I’m someone who spends a lot of my time in my head. I often find myself practicing conversations in my head before I say something out loud. Or if I’m about to do something new or go somewhere new I meticulously plan how it’s going to go. Which is fine until it doesn’t go that way: Until the person I’m speaking with says something unexpected, until the event doesn’t go like I’d planned in my head, then I’m faced with the conundrum of what happens next.
I’m also one of those people who, after saying something even slightly wrong, finds myself awake at night replaying the conversation over and over in my head. (It’s very much like this Flo & Joan song in there.) I’ve been known to recreate conversations from ten years ago with all of the things I should have said back then.
Basically, the idea of being a fool or even being seen as a fool is high on my DO NOT WANT list.
But I also love to learn. And I want to keep growing. And I want to show up in the ways that count for my community. And it turns out, learning, growing, and showing up usually means that you’re going to look (or at least feel) like a fool sometimes.
If I learn something new, I’m probably going to be bad at it at first. Stumble over things. Appear kind of clunky.
If I continue to grow and show up I’m probably going to say or do the wrong thing. Or show up in the wrong way. Or do something that doesn’t work.
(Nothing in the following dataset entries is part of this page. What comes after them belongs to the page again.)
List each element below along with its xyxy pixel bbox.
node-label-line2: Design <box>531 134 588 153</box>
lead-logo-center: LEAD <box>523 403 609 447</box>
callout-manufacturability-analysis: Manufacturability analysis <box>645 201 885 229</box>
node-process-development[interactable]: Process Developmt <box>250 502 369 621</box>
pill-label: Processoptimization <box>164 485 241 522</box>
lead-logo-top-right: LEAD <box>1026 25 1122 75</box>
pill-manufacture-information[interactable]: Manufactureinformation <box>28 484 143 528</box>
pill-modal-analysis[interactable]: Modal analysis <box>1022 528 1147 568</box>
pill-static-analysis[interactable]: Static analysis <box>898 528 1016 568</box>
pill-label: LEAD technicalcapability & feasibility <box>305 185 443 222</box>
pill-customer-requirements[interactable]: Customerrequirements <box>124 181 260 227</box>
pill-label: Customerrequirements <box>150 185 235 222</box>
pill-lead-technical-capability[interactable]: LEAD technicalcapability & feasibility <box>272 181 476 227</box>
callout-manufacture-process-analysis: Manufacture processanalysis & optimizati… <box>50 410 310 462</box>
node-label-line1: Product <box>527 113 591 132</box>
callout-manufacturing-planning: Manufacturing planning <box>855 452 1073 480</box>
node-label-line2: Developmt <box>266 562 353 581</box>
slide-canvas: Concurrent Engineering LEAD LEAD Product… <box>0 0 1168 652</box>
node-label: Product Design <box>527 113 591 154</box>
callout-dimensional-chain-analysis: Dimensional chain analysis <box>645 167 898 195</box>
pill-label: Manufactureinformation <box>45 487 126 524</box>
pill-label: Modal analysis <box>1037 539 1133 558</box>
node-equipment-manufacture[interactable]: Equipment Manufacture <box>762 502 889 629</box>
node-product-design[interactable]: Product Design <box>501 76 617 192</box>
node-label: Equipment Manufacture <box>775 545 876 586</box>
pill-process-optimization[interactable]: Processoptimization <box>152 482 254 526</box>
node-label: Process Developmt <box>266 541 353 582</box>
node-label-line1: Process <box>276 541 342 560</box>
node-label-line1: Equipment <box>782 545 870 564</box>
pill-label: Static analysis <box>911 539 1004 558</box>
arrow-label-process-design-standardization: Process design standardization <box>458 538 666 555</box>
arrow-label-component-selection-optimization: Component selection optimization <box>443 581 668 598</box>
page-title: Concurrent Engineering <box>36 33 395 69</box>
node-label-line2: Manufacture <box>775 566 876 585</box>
The goal isn’t perfection, it’s reacting well to the correction. It’s getting up and trying again once I’ve tripped. It’s being embarrassed and continuing to show up. It’s showing up even if I don’t entirely know what’s going to happen or what will be expected of me. It’s volunteering even if I don’t quite know how to do what’s being asked.
It’s being willing to feel uncomfortable, to maybe look foolish, to be vulnerable enough to get it wrong (and to stay in it even after I do).
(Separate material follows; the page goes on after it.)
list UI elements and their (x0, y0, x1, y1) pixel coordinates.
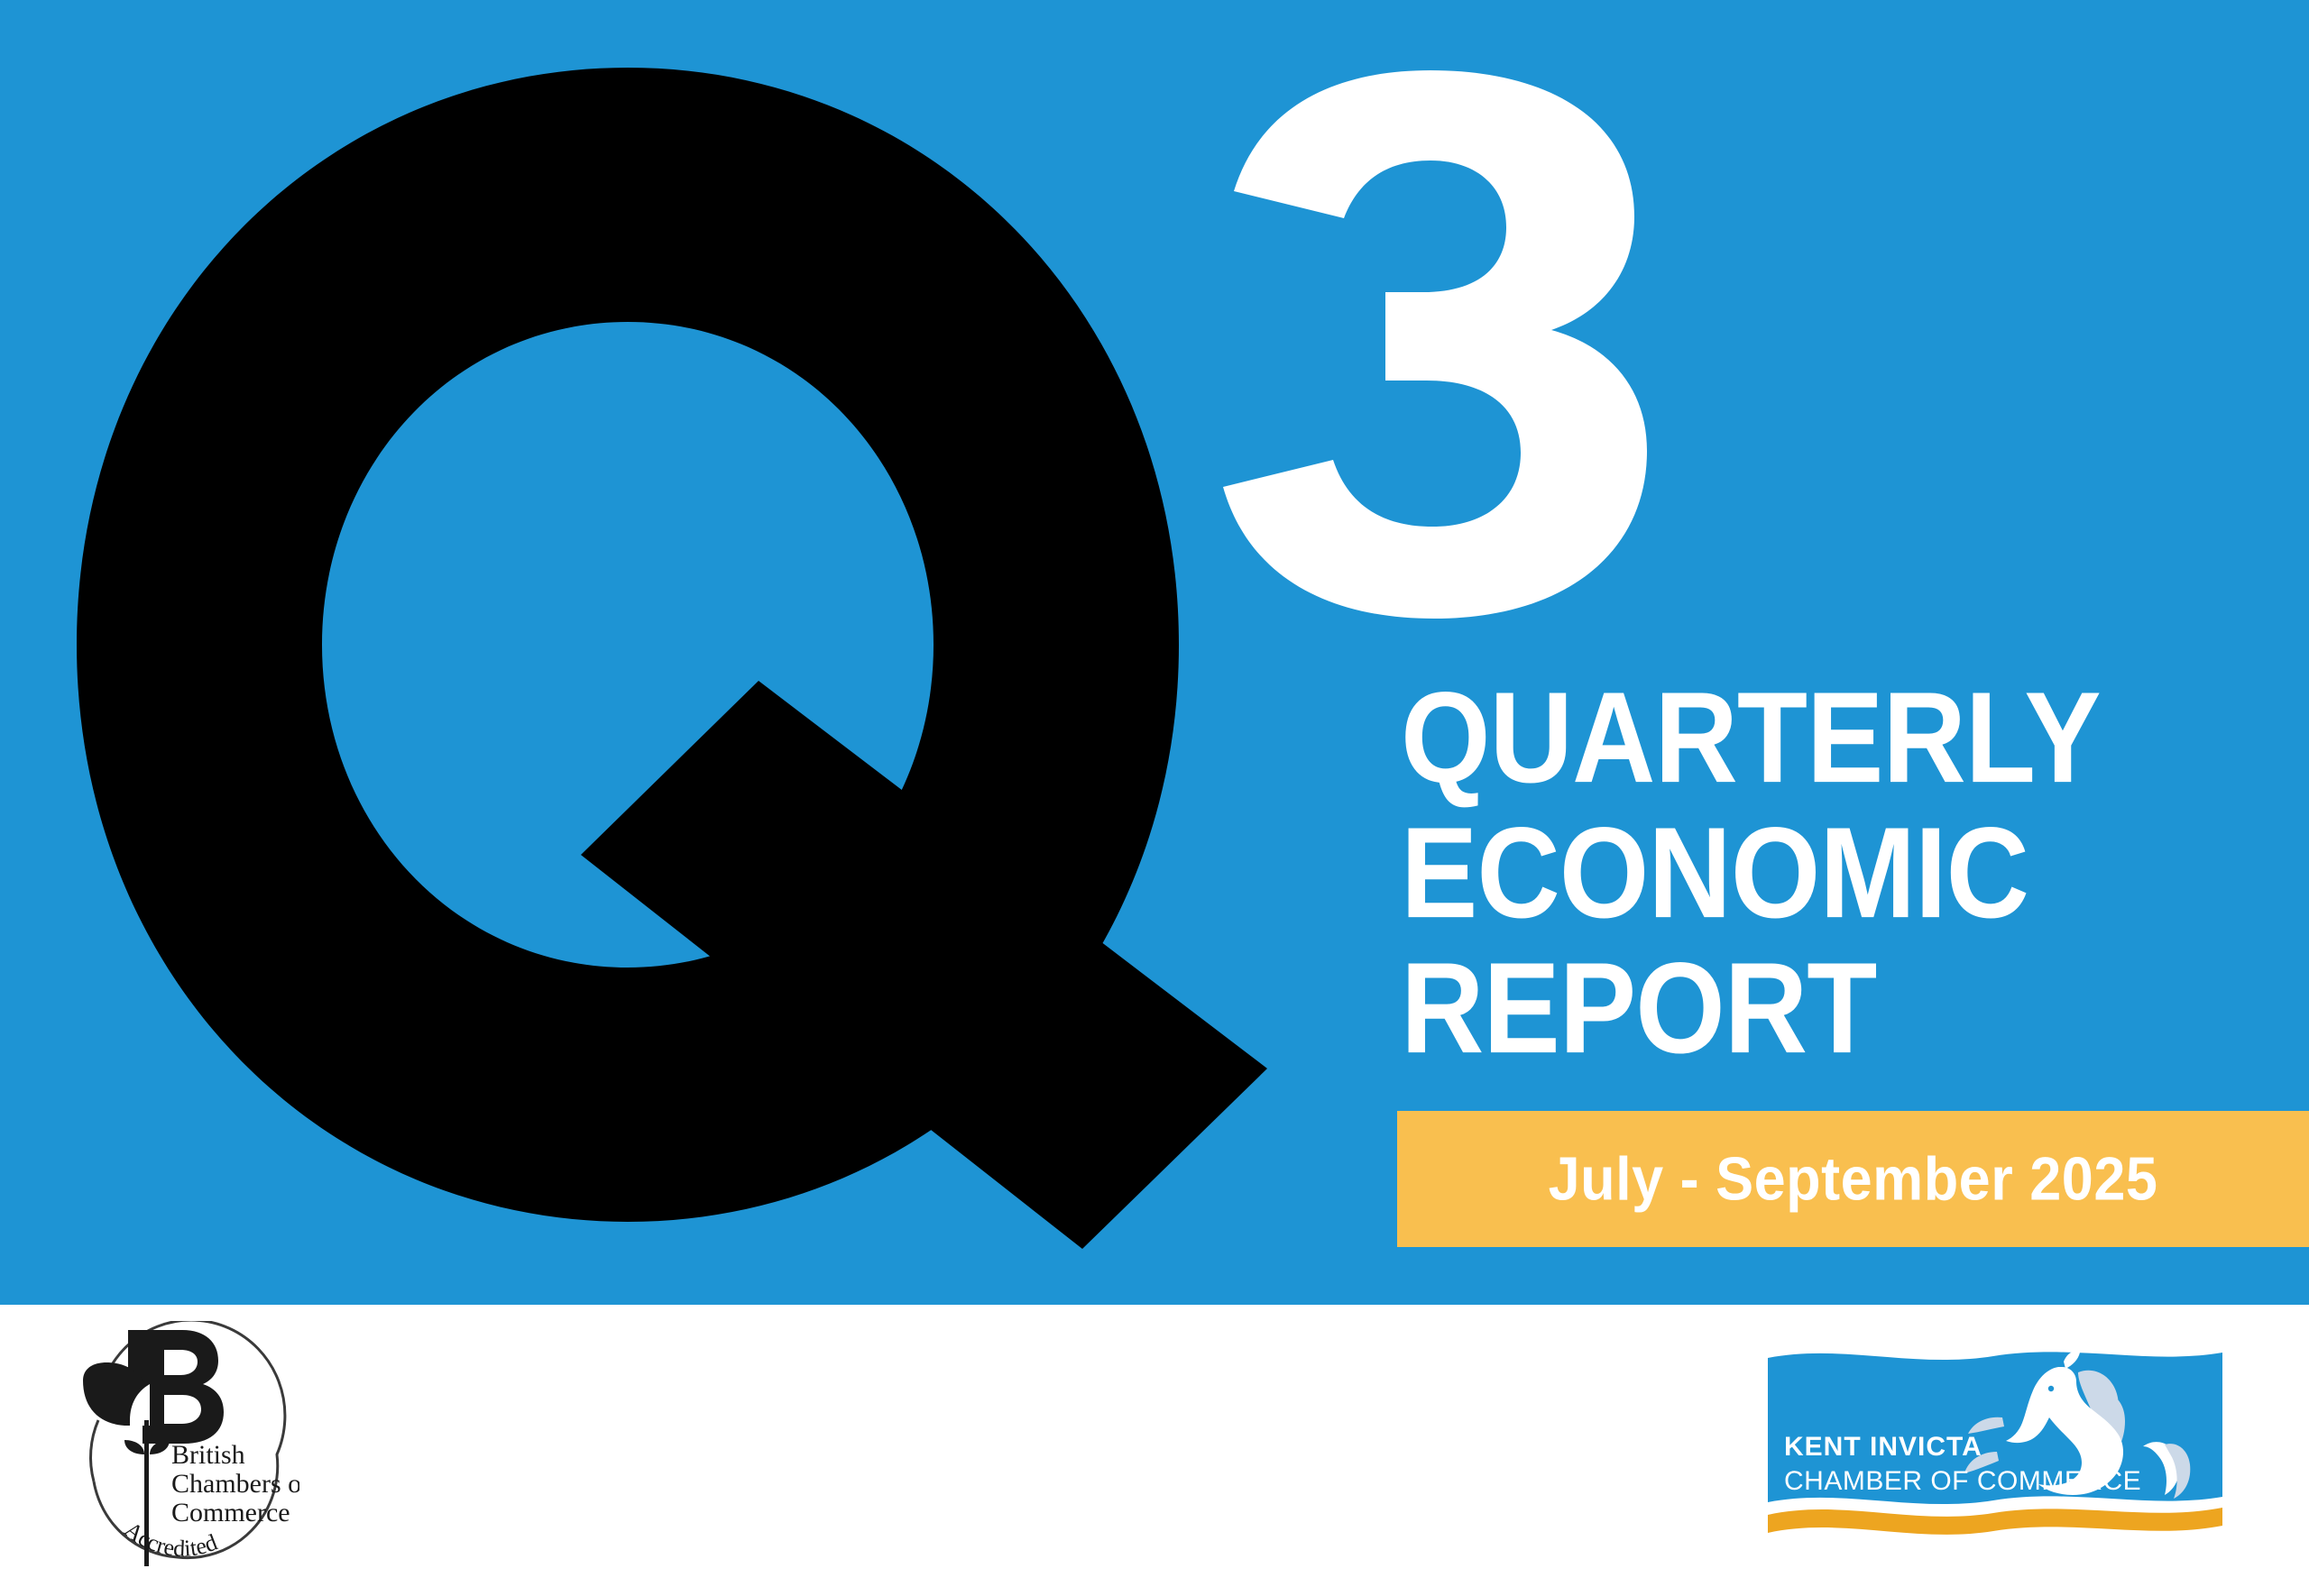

It’s also learning to do my own self-regulation. To take seriously the practices that help me to remain grounded (for me that’s journaling, meditation, connecting with trusted friends and advisors, and having enough time alone). When I feel off kilter or embarrassed I take it to my trusted advisors or to the pages of my journal. I breathe deeply. I make sure I have time to process and integrate the new things I’ve learned.
If I want to show up in solidarity for other people I’m going to need to be humble enough to admit what I don’t know, vulnerable enough to get it wrong and keep showing up anyway, and willing to let others take the lead and tell me what they need.
It’s hard work, it’s uncomfortable work, but it’s worth it.